Two other factors helped him achieve the presidency: Faced with the prospect of a dangerously unpredictable candidate like Hernández coming to govern Colombia, many notable public figures—politicians, journalists, intellectuals, and scientists—supported his candidacy . And that, like Uribe, the enthusiasm of his followers has given him a “Teflon”, which means that no scandal from his environment will belittle his reputation. Neither the ones that once linked him to a Tula full of bills, nor the ones his brother aroused when he went to jail to talk about social forgiveness with corrupt politicians, nor those that his most delusional or impractical propositions like the have caused a train that unites two extremes of the country.
Those who try to scare Petro by claiming he is a guerrilla fighter are wrong. On the contrary, in a country that desperately needs peace, where the accords face so much opposition and are being sabotaged day in and day out, it’s a celebration that a demobilized man has come to power.

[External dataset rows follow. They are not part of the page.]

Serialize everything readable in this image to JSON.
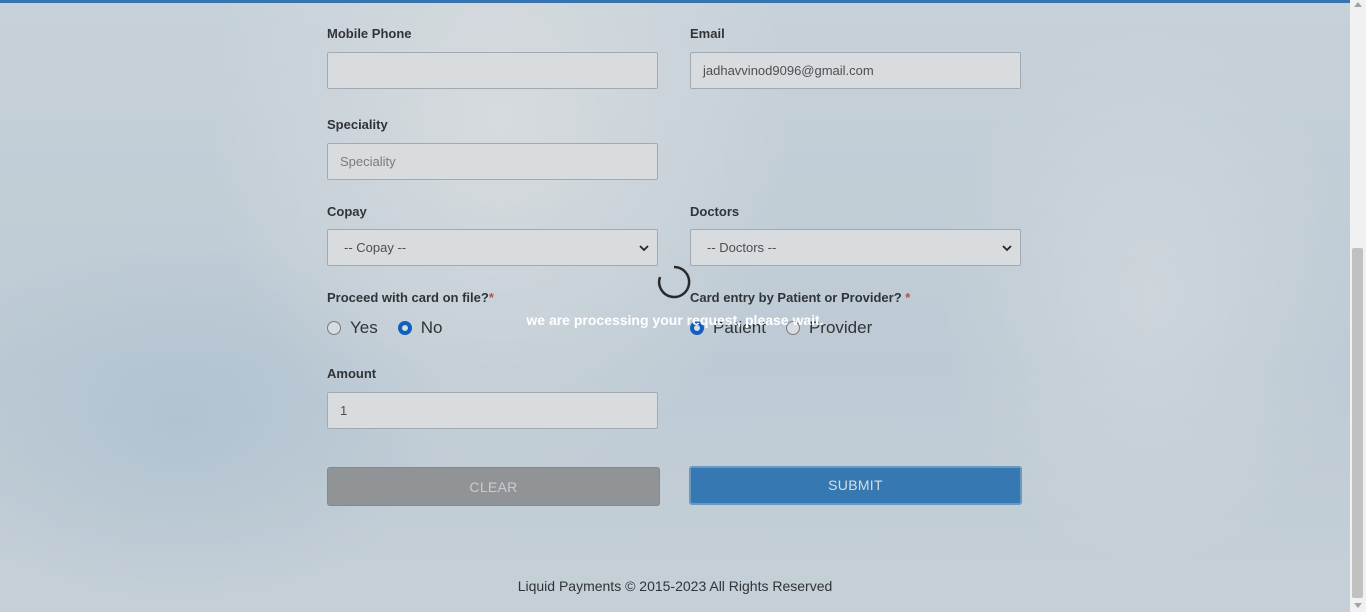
{
  "form": {
    "mobile_phone": {
      "label": "Mobile Phone",
      "value": ""
    },
    "email": {
      "label": "Email",
      "value": "jadhavvinod9096@gmail.com"
    },
    "speciality": {
      "label": "Speciality",
      "placeholder": "Speciality"
    },
    "copay": {
      "label": "Copay",
      "selected": "-- Copay --"
    },
    "doctors": {
      "label": "Doctors",
      "selected": "-- Doctors --"
    },
    "card_on_file": {
      "label": "Proceed with card on file?",
      "required_mark": "*",
      "options": [
        "Yes",
        "No"
      ],
      "selected": "No"
    },
    "card_entry": {
      "label": "Card entry by Patient or Provider?",
      "required_mark": "*",
      "options": [
        "Patient",
        "Provider"
      ],
      "selected": "Patient"
    },
    "amount": {
      "label": "Amount",
      "value": "1"
    },
    "clear_label": "CLEAR",
    "submit_label": "SUBMIT"
  },
  "loading": {
    "message": "we are processing your request, please wait."
  },
  "footer": {
    "text": "Liquid Payments © 2015-2023 All Rights Reserved"
  },
  "colors": {
    "accent": "#3a86c8",
    "radio_checked": "#0b66d6",
    "required": "#d9534f"
  }
}
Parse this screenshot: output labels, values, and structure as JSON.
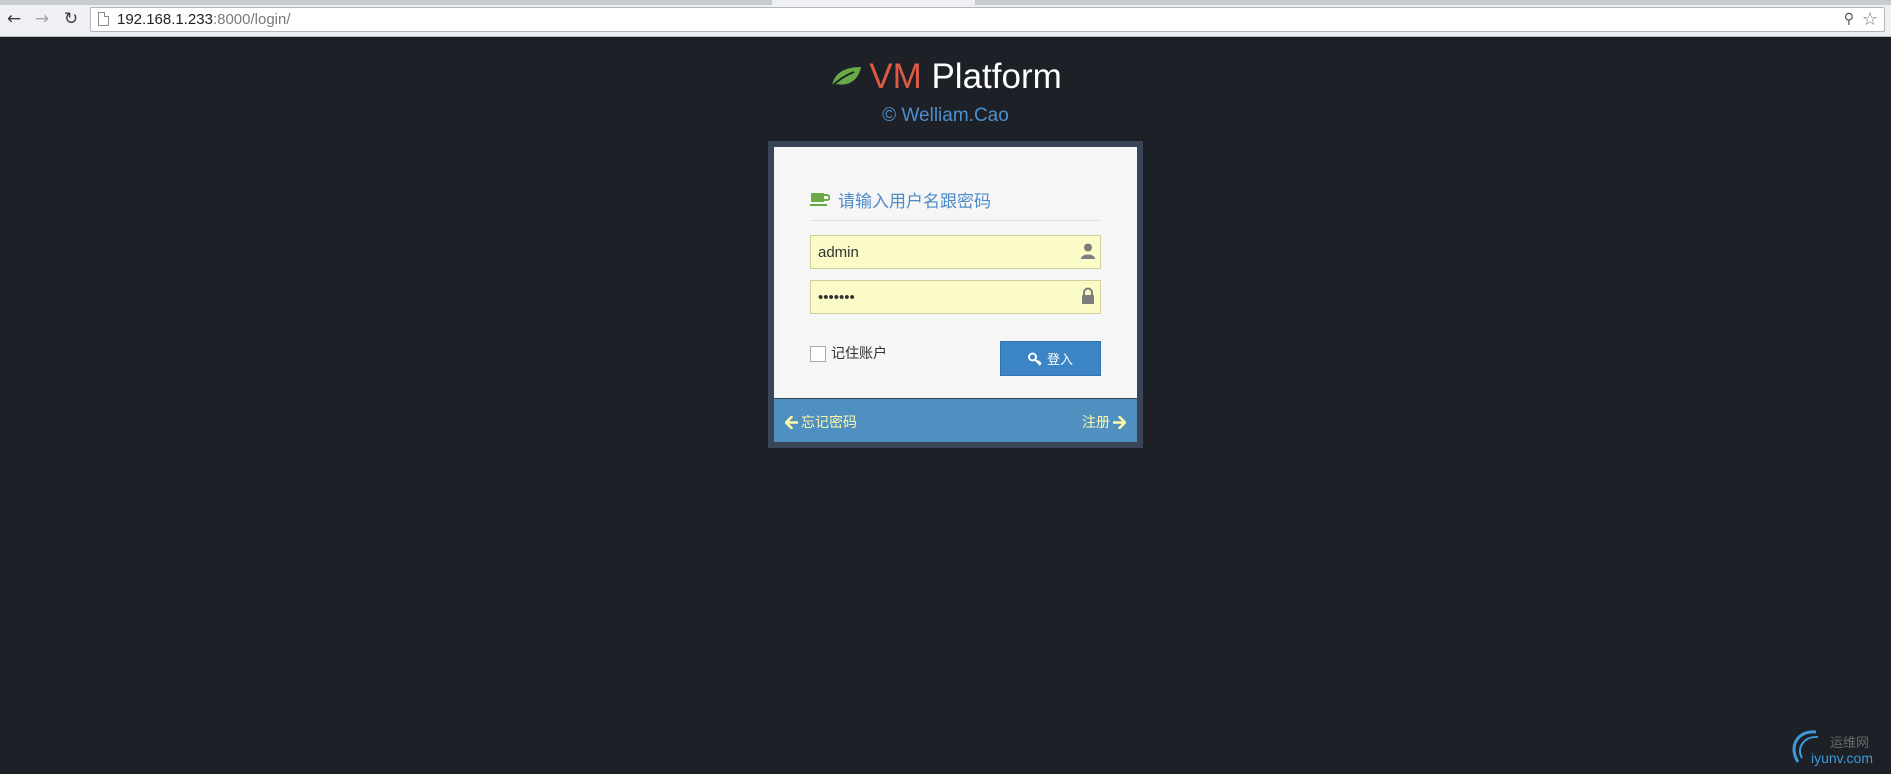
{
  "browser": {
    "url_host": "192.168.1.233",
    "url_rest": ":8000/login/"
  },
  "brand": {
    "vm": "VM",
    "platform": "Platform",
    "copyright": "© Welliam.Cao",
    "leaf_color": "#69aa46"
  },
  "login": {
    "title": "请输入用户名跟密码",
    "username_value": "admin",
    "password_value": "•••••••",
    "remember_label": "记住账户",
    "submit_label": "登入"
  },
  "footer": {
    "forgot_label": "忘记密码",
    "register_label": "注册"
  },
  "watermark": {
    "cn": "运维网",
    "en": "iyunv.com"
  },
  "colors": {
    "background": "#1d2026",
    "accent_red": "#dd5a43",
    "accent_blue": "#4c8fcf",
    "footer_blue": "#5090c1",
    "link_yellow": "#fef9a8"
  }
}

Gustavo Petro has proved a courageous man during his many years as Senator, making important allegations about the relationship between paramilitarism and politics and about extrajudicial executions by members of the army. The fear can come from somewhere else. That in spite of his intelligence, his political ability and his social conscience he strikes that quarrelsome tone in his government, sometimes inciting hatred and resentment that has so often been seen, kindling fire where there is dry wood. Or that, stubborn and impulsive as he is, he insists on some of his delusional projects despite his coldness and the economy derails. In his speech – a bit bombastic and vague in my opinion – he spoke of the unification of a Colombia that is still severely divided. Hopefully it doesn’t stay with the promise.